Their writing adventure started when their book club (Booksluts: We’ll Read Anything) went on a weekend away. After much vodka had been consumed, they made a pact to fund the Booksluts' tenth anniversary celebrations by writing a novel about a city girl who inherits her father’s farm in the outback, meets her rugged, handsome cattle-farmer neighbour, and sparks fly! 

To their own surprise, the Booksluts did come home to Sydney, wrote their novel, sent it to a publisher, got it published and watched it climb to the top of the bestseller charts.

They describe their creative process as a genuine collaboration, without any one Bookslut doing the heavy lifting.
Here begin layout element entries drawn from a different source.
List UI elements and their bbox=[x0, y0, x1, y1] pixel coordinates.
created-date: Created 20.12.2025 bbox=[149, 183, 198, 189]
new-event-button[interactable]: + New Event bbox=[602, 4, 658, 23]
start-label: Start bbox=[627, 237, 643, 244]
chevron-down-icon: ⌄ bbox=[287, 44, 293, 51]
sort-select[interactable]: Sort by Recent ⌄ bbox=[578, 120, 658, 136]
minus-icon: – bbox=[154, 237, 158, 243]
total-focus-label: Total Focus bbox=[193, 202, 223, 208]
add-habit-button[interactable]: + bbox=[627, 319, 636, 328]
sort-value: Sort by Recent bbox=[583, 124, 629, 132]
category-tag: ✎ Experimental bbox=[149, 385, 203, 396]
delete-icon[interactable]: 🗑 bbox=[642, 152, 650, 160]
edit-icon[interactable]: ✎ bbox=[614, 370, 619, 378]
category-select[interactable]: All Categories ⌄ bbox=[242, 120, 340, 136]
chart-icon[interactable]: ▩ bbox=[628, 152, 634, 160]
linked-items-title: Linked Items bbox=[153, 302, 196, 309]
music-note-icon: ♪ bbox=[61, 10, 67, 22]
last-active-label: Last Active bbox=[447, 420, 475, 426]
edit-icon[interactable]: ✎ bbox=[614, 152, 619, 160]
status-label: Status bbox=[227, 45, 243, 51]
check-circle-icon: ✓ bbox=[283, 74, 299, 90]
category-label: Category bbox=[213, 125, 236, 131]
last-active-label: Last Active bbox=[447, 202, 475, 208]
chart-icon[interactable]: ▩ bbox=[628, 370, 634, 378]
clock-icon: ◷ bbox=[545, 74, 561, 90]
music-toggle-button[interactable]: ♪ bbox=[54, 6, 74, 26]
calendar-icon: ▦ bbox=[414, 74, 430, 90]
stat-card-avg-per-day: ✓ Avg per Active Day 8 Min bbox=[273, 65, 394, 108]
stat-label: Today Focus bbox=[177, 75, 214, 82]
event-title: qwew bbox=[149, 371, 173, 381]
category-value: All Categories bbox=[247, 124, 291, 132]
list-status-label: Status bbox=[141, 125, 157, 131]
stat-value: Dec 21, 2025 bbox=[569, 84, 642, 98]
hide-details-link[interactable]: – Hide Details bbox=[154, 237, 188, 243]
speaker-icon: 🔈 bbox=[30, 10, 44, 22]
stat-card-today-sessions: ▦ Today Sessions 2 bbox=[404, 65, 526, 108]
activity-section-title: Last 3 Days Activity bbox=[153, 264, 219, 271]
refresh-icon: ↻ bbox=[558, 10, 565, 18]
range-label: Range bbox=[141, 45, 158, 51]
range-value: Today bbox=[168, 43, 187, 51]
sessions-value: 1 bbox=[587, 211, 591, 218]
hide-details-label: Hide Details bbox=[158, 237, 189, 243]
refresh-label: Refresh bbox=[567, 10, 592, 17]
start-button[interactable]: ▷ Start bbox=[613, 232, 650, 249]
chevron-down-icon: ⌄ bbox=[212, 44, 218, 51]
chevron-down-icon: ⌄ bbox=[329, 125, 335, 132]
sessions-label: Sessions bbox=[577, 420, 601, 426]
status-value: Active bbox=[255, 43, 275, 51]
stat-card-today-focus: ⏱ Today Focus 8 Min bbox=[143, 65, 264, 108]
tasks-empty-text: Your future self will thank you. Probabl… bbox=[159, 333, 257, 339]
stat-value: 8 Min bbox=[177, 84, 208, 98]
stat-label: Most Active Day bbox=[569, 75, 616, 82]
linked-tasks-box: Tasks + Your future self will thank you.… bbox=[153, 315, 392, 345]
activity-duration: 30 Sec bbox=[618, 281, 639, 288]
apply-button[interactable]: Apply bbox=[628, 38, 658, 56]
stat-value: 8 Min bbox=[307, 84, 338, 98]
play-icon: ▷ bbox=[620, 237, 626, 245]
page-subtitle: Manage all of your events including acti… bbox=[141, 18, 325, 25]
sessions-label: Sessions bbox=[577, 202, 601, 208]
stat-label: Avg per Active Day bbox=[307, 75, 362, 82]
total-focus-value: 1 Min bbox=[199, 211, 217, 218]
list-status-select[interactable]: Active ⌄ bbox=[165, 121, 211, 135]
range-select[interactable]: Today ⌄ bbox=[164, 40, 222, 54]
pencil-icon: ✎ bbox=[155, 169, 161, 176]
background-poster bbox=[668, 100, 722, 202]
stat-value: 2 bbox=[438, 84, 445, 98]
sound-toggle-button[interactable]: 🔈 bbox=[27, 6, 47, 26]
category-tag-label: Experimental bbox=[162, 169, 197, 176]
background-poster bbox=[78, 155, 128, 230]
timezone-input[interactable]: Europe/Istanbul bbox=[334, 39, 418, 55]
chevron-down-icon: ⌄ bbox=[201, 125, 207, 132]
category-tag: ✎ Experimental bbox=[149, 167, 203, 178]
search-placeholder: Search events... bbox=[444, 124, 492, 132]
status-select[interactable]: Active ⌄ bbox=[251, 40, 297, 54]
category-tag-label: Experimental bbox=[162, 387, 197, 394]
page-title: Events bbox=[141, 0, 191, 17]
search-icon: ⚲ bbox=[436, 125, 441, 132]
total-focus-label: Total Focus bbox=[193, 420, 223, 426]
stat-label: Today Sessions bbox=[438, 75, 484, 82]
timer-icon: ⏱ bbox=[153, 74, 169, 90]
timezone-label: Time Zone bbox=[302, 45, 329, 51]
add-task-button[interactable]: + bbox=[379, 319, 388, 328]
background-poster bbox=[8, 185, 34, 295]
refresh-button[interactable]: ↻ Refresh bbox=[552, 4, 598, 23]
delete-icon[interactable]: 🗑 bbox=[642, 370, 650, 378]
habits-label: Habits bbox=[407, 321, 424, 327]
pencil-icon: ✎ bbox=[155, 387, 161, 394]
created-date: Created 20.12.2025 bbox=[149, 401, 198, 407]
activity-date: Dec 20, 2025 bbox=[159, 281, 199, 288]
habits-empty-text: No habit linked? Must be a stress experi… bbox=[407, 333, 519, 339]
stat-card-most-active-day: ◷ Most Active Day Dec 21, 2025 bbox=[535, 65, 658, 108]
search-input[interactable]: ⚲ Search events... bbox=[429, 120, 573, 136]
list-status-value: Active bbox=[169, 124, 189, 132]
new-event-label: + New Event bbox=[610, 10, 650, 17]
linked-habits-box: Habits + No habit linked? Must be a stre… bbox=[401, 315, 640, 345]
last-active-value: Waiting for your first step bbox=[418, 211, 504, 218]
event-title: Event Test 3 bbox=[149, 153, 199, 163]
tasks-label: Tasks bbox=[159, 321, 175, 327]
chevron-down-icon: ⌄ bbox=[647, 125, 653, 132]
They actually experienced mind meld. 
The Booksluts behind Alice Campion


This mind meld happened partly because of how well the knew each other; e.g. their initial plan to write the sex scenes individually and mail them into the group anonymously didn’t work because everyone instantly knew who had written each passage. They knew each other too well for anonymity. 

And in the process they seem to have a had more fun collaborating than the Clinton-Patterson, Obama-Rhodes or even the Kahneman-Tversky duos. Cheers to the Booksluts!

I might just get out of my comfort zone and pay Rs 1,967.69 to download The Painted Sky onto my Kindle.